THE GENOMICS OF FIBROSIS PROGRESSION
Valeria Mas, Associate Professor, Departments of Surgery and Pathology; Director, Molecular Transplant Research Laboratory, Division of Transplant, Virginia Commonwealth University, Richmond, VA, USA
1. Understand the molecular events involved in fibrogenesis in allograft response to chronic injury.
2. Evaluate the utility of early systematic molecular signatures study of protocol biopsy tissues to identify those patients at high risk of allograft fibrosis progression.
3. Analyze the critical importance of prospective studies with appropriate sample size for power of calculation in biomarker discover of fibrogenesis post-transplantation.
Fibrosis is the replacement of normal tissue by scar tissue as consequence of a reactive or reparative process called fibrogenesis. Stimuli to injury may include cell necrosis, apoptosis, inflammatory cell infiltration, and extra cellular matrix (ECM) alterations. The response to injury triggers the production of cytokines and other extracellular signals, including reactive oxygen species. These stimuli induce a fibrogenic response, resulting in an accumulation of ECM proteins within the organ as consequence of an imbalance between the deposition and degradation of ECM components.
Although self-reliant scar tissue has no effect on long-term outcomes, fibrogenesis will result in organ failure if injury persists or if response to injury is excessive. Protocol biopsies have played an important role demonstrating that fibrosis occurs before graft dysfunction is present.

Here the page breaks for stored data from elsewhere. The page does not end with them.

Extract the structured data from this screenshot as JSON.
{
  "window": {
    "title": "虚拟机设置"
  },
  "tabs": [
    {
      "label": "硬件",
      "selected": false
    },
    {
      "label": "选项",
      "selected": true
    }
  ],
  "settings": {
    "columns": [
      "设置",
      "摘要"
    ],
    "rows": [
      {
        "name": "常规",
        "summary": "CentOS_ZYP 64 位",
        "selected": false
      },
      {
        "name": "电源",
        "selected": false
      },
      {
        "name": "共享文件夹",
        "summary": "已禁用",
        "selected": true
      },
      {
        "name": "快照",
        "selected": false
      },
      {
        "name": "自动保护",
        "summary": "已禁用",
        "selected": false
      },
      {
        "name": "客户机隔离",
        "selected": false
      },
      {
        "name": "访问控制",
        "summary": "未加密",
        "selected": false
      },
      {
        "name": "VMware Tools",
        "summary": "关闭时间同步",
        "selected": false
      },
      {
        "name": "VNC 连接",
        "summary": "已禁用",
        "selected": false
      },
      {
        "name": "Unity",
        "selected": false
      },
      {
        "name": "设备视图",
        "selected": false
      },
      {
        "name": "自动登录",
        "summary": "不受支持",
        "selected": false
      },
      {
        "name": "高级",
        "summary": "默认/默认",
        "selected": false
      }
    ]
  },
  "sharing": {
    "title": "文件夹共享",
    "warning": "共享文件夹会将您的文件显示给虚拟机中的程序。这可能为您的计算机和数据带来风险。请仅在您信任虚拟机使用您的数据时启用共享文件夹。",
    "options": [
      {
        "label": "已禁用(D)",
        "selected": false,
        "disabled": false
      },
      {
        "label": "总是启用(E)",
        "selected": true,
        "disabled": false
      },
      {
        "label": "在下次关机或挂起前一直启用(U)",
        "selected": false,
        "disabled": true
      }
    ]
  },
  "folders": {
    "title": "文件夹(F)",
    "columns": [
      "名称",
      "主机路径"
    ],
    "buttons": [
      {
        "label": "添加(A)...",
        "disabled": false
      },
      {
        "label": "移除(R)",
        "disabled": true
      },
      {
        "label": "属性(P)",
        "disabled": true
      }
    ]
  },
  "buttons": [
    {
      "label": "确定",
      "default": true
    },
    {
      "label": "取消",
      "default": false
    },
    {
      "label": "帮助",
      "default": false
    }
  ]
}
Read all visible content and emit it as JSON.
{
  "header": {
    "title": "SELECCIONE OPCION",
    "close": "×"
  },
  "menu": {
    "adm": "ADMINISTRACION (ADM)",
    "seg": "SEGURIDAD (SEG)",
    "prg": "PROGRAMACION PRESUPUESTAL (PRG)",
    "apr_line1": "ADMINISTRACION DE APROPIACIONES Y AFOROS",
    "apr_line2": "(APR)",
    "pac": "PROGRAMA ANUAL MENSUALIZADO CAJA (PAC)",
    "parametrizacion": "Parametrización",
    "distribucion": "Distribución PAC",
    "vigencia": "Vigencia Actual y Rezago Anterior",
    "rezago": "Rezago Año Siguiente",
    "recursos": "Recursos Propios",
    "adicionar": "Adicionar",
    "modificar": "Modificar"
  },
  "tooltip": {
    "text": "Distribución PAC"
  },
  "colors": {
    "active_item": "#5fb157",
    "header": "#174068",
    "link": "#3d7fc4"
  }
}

Transcriptional changes may be detectable prior to histological apparent fibrosis, and discrimination of inflammatory infiltrates according to the group of expressed genes, promises to both improve diagnoses and optimize treatment strategies. Systematic analysis of gene-expression patterns will provide a window into the biology and pathogenesis of allograft fibrosis development. Innovative data of early detection of molecular patterns associated with fibrosis graft development in early protocol biopsies will be presented.
Gene expression analysis results will be presented for two different conditions (Loss of graft function with interstitial fibrosis (IF) and tubular atrophy (TA) in kidney transplant recipients (KTR) and HCV recurrence post-liver transplantation (LT)). For loss of graft function with IF/TA, gene expression (microarrays) in protocol biopsies was performed. Whether the pre-existing histological changes in the time zero biopsies were involved in post-transplant IF/TA progression was considered in the analysis.
For HCV recurrence post-LT, formalin fixed embedded tissues (FFPE) protocol biopsies were evaluated using Whole Genome DASL Assay (Illumina). Prediction modeling systems were established combining molecular and clinical data for predicting risk of allograft fibrosis development.